Ich war überzeugt, daß Bayport nicht der Bestimmungsort der Brigg war. Einige Matrosen waren eben beschäftigt, die zerbrochene Vorbram-Raa auf Deck herabzulassen. Dieser Unfall war wahrscheinlich bei einem Zusammenstoß geschehen, und vermutlich war auch bei derselben Gelegenheit ihre Seite berieben worden, denn ein Schiffsjunge war auf einem kleinen Gerüst am Backbordbug mit Anstreichen beschäftigt. Außer der Verletzung dieser Raa, welche in der Mitte so rein durchgebrochen war wie eine Tabakrolle, erschien die Takelung des Schiffes so vollendet wie die eines Kriegsfahrzeugs. Es hatte in der That gewissermaßen das Ansehen einer Marine-Brigg. Ihre Tops waren stark, sie hatte kurze Reulstengen, lange Raaen und war breit gebaut, was ihrem unteren stehenden Tauwerk eine große Ausdehnung gab.

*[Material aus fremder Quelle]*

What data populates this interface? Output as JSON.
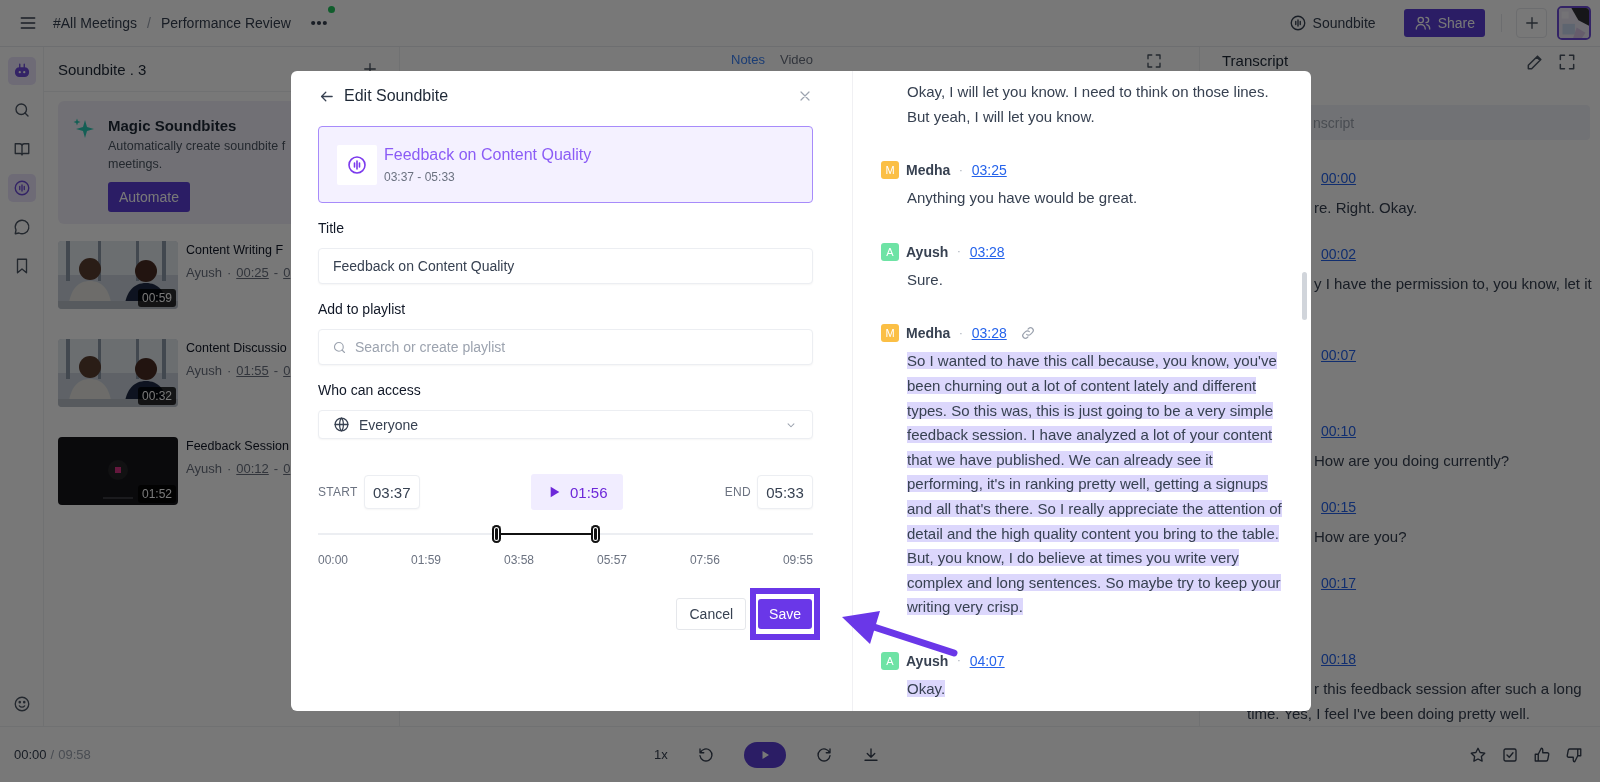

Ich dachte, unter vollen Segeln müßte sie ein schönes Bild gewähren, und mein geistiges Auge sah sie vor sich, wie sie unter aller Leinwand, jedes Segel voll und steif, in einer mondhellen Nacht in den Tropen leise rauschend die Wogen durchschnitt.

Andere Dinge, die bald mein Auge fesselten, trieben mich weiter und ließen mich bei den mir immer von neuem entgegentretenden Erinnerungen die Brigg schnell vergessen.